Si de veras queremos rehabilitar a los presos, y a nivel mundial los programas con más evidencia de éxito para bajar la reincidencia son de marcos cognitivo-conductuales, ¿no deberíamos apostar alguna ficha para ese lado?
“La formación de los psicólogos en Uruguay, en el Río de la Plata, y en América Latina en general, es mucho más inspirada por el psicoanálisis o por otras corrientes y no tanto por la parte cognitivo-conductual, que es lo que cuando uno mira la investigación de más calidad, los metanálisis y las revisiones más formalizadas de los estudios, funciona más. Ese es un punto importante, tanto para los programas de tratamiento de ofensores sexuales como para los ofensores en general”, comenta Trajtenberg.
Si la seguridad y el drama carcelario de verdad nos importa, ¿no deberíamos formar a más gente para abordar estos temas? En ciencia la pregunta es más importante que las respuestas. ¿Tenemos gente formándose para hacerse las mejores preguntas posibles? Si sólo encerrar gente no es una solución y el problema nos está explotando en la cara, ¿cuándo vamos a ponernos a hacer preguntas cuya respuesta pueda ser respaldada con evidencia?
“La situación ha mejorado en los últimos años, pero la producción de investigación científica en materia criminológica en Uruguay ha sido muy pobre. Ha mejorado, ahora hay más jóvenes haciendo cosas, hay gente de distinto palo trabajando, pero comparado con otros países, la producción es escasa, muchas veces de mala calidad, y sobre todo en lo que refiere a lo que Richard Matthews llamaba “criminology, so what”, señala.
En español lo de Matthews vendría a ser algo así como “criminología, ¿y entonces?”. Es una discusión que trasciende a Uruguay. “Leyendo la producción académica sobre criminología, no sólo de Uruguay, se encuentran artículos interesantes, pero uno se pregunta ¿y entonces qué hacemos?’. Lo que tenemos que pensar es cuánto de lo que se produce en Uruguay tiene capacidad de dar sugerencias específicas de qué es lo que hay que hacer, qué medidas hay que tomar, qué política hay que implementar, cómo lo vas a medir, qué resultado esperar. Esa producción es muy poca. Por eso los académicos tenemos una responsabilidad”, reconoce Trajtenberg.
“La academia tiene un rol clave en esto. Y con respecto a la formación, tenemos un debe. En el problema del crimen, donde los políticos y los ciudadanos tienen un rol clave, el conocimiento científico, en particular los académicos que nos dedicamos a esto, estamos súper en falta”, reflexiona.
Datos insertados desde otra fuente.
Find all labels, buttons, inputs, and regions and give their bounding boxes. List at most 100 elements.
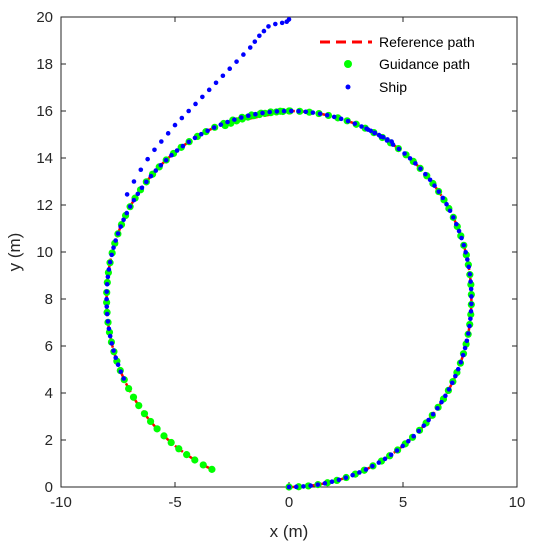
ship-point bbox=[138, 167, 144, 173]
y-tick-label: 8 bbox=[45, 291, 53, 308]
ship-point bbox=[421, 423, 427, 428]
ship-point bbox=[293, 484, 299, 490]
guidance-point bbox=[199, 461, 207, 469]
ship-point bbox=[338, 116, 344, 122]
ship-point bbox=[451, 215, 456, 220]
ship-point bbox=[405, 438, 411, 444]
ship-point bbox=[461, 242, 467, 248]
ship-point bbox=[368, 128, 374, 134]
ship-point bbox=[109, 252, 114, 258]
y-tick-label: 16 bbox=[36, 103, 53, 120]
ship-point bbox=[232, 117, 237, 122]
ship-point bbox=[407, 156, 413, 161]
ship-point bbox=[303, 109, 309, 115]
x-tick-label: -5 bbox=[168, 494, 181, 511]
ship-point bbox=[284, 19, 290, 25]
ship-point bbox=[198, 131, 204, 137]
ship-point bbox=[315, 482, 321, 487]
guidance-point bbox=[103, 298, 111, 307]
guidance-point bbox=[125, 384, 133, 393]
ship-point bbox=[127, 204, 133, 209]
ship-point bbox=[115, 231, 121, 236]
ship-point bbox=[427, 177, 433, 183]
ship-point bbox=[144, 179, 149, 185]
legend-guidance-swatch bbox=[344, 60, 352, 68]
x-axis-label: x (m) bbox=[270, 522, 309, 541]
ship-point bbox=[394, 448, 400, 453]
ship-point bbox=[286, 484, 292, 490]
ship-point bbox=[400, 443, 406, 449]
ship-point bbox=[135, 191, 141, 197]
legend-reference-label: Reference path bbox=[379, 34, 475, 50]
ship-point bbox=[193, 101, 198, 107]
ship-point bbox=[376, 460, 382, 465]
ship-point bbox=[430, 411, 436, 417]
ship-point bbox=[385, 137, 390, 142]
y-tick-label: 2 bbox=[45, 432, 53, 449]
ship-point bbox=[121, 376, 126, 381]
ship-point bbox=[281, 108, 287, 114]
x-tick-label: 0 bbox=[285, 494, 293, 511]
ship-point bbox=[186, 139, 192, 145]
ship-point bbox=[460, 352, 466, 358]
ship-point bbox=[179, 115, 185, 121]
x-tick-label: 5 bbox=[399, 494, 407, 511]
guidance-point bbox=[135, 402, 143, 410]
ship-point bbox=[388, 452, 394, 458]
ship-point bbox=[455, 366, 461, 372]
ship-point bbox=[131, 179, 137, 184]
ship-point bbox=[227, 66, 233, 71]
ship-point bbox=[466, 331, 471, 336]
ship-point bbox=[468, 316, 473, 322]
ship-point bbox=[402, 151, 407, 156]
ship-point bbox=[443, 393, 448, 399]
ship-point bbox=[449, 380, 455, 386]
ship-point bbox=[218, 122, 224, 127]
ship-point bbox=[413, 161, 418, 166]
ship-point bbox=[266, 24, 271, 29]
y-tick-label: 10 bbox=[36, 244, 53, 261]
guidance-point bbox=[140, 410, 149, 418]
ship-point bbox=[152, 147, 157, 153]
ship-point bbox=[440, 195, 446, 201]
ship-point bbox=[247, 45, 253, 50]
ship-point bbox=[350, 472, 355, 478]
legend: Reference path Guidance path Ship bbox=[320, 34, 475, 95]
ship-point bbox=[192, 135, 198, 141]
x-tick-label: 10 bbox=[509, 494, 526, 511]
guidance-point bbox=[183, 451, 191, 459]
ship-point bbox=[336, 477, 342, 483]
ship-point bbox=[174, 148, 180, 153]
ship-point bbox=[145, 156, 150, 162]
guidance-point bbox=[129, 393, 138, 401]
ship-point bbox=[107, 333, 113, 339]
ship-point bbox=[148, 173, 154, 179]
ship-point bbox=[159, 139, 164, 144]
guidance-point bbox=[146, 417, 155, 426]
ship-point bbox=[447, 208, 453, 214]
ship-point bbox=[104, 311, 110, 317]
ship-point bbox=[273, 21, 278, 27]
ship-point bbox=[364, 126, 369, 131]
ship-point bbox=[432, 183, 437, 188]
ship-point bbox=[468, 309, 474, 314]
guidance-point bbox=[191, 456, 199, 464]
ship-point bbox=[106, 326, 112, 332]
ship-point bbox=[131, 197, 137, 203]
ship-point bbox=[439, 399, 444, 405]
ship-point bbox=[113, 355, 119, 360]
ship-point bbox=[310, 110, 316, 115]
ship-point bbox=[180, 143, 186, 149]
ship-point bbox=[246, 113, 251, 119]
series-layer bbox=[103, 17, 475, 491]
ship-point bbox=[458, 359, 464, 365]
ship-point bbox=[363, 467, 369, 472]
ship-point bbox=[165, 131, 171, 136]
ship-point bbox=[206, 87, 212, 93]
ship-point bbox=[359, 124, 364, 129]
ship-point bbox=[459, 235, 464, 241]
ship-point bbox=[124, 210, 130, 216]
ship-point bbox=[372, 130, 378, 136]
ship-point bbox=[469, 294, 474, 299]
y-tick-label: 0 bbox=[45, 479, 53, 496]
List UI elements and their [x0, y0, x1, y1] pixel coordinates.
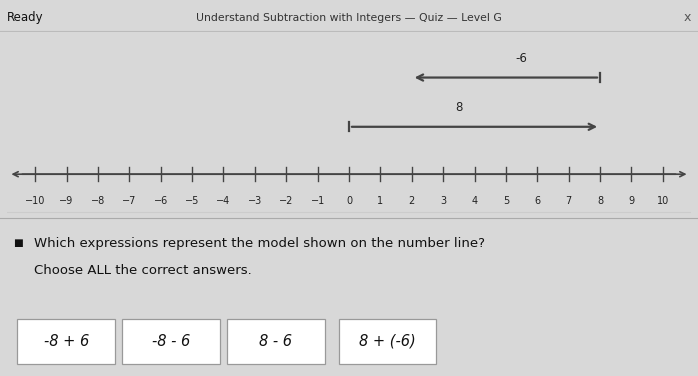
Text: 8 - 6: 8 - 6	[259, 334, 292, 349]
Text: 1: 1	[378, 196, 383, 206]
Text: 9: 9	[628, 196, 634, 206]
Text: Understand Subtraction with Integers — Quiz — Level G: Understand Subtraction with Integers — Q…	[196, 12, 502, 23]
Text: 4: 4	[471, 196, 477, 206]
Text: Choose ALL the correct answers.: Choose ALL the correct answers.	[34, 264, 251, 277]
Text: -8 + 6: -8 + 6	[44, 334, 89, 349]
FancyBboxPatch shape	[122, 318, 220, 364]
Text: −4: −4	[216, 196, 230, 206]
FancyBboxPatch shape	[339, 318, 436, 364]
Text: ■: ■	[13, 238, 22, 249]
Text: −2: −2	[279, 196, 293, 206]
Text: 2: 2	[408, 196, 415, 206]
Text: 7: 7	[565, 196, 572, 206]
Text: 10: 10	[657, 196, 669, 206]
Text: Which expressions represent the model shown on the number line?: Which expressions represent the model sh…	[34, 237, 484, 250]
Text: 3: 3	[440, 196, 446, 206]
Text: 0: 0	[346, 196, 352, 206]
Text: -6: -6	[516, 52, 528, 65]
Text: -8 - 6: -8 - 6	[152, 334, 190, 349]
Text: −1: −1	[311, 196, 325, 206]
Text: 8: 8	[455, 101, 463, 114]
Text: 5: 5	[503, 196, 509, 206]
Text: 6: 6	[534, 196, 540, 206]
FancyBboxPatch shape	[17, 318, 115, 364]
Text: −5: −5	[185, 196, 200, 206]
Text: −8: −8	[91, 196, 105, 206]
Text: −6: −6	[154, 196, 168, 206]
Text: Ready: Ready	[7, 11, 43, 24]
Text: −10: −10	[25, 196, 45, 206]
Text: x: x	[683, 11, 691, 24]
Text: −7: −7	[122, 196, 137, 206]
FancyBboxPatch shape	[227, 318, 325, 364]
Text: −3: −3	[248, 196, 262, 206]
Text: 8: 8	[597, 196, 603, 206]
Text: −9: −9	[59, 196, 74, 206]
Text: 8 + (-6): 8 + (-6)	[359, 334, 416, 349]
Punitivismo versus rehabilitación
“En la prevención del crimen en el mundo hay siempre como una tentación punitiva de resolver el problema con soluciones simples y baratas, del tipo ‘esto se resuelve metiendo más gente en cana, o aumentando las penas, o poniendo la pena de muerte’, o cosas por el estilo”, dice Nicolás.
“Esta tentación está presente en muchas partes del mundo, y en América Latina también. Es una tentación que curiosamente no está sólo del lado de la derecha, sino que está en ambos espectros ideológicos y lo puedo ver en muchos lados, incluso en Uruguay”, agrega.
Pero Trajtenberg no mira el asunto por arriba del hombro. “Creo que en parte esta tentación por el punitivismo de parte de la sociedad es también culpa nuestra, de los académicos y todos los que creemos que la opción punitiva no es la mejor, que no logramos construir y vender una alternativa no punitiva, no logramos enfrentar el problema del crimen, y entonces creo que también tenemos nuestra responsabilidad en esto”, plantea.
Artículo: “Implementation of a Treatment Program for Individuals Imprisoned for Sex Offenses in Uruguay: Achievements, Problems and Challenges”
Publicación: Sexual Abuse (octubre 2022)
Autores: Olga Sánchez de Ribera, Nicolás Trajtenberg, Ana Martínez y Santiago Redondo.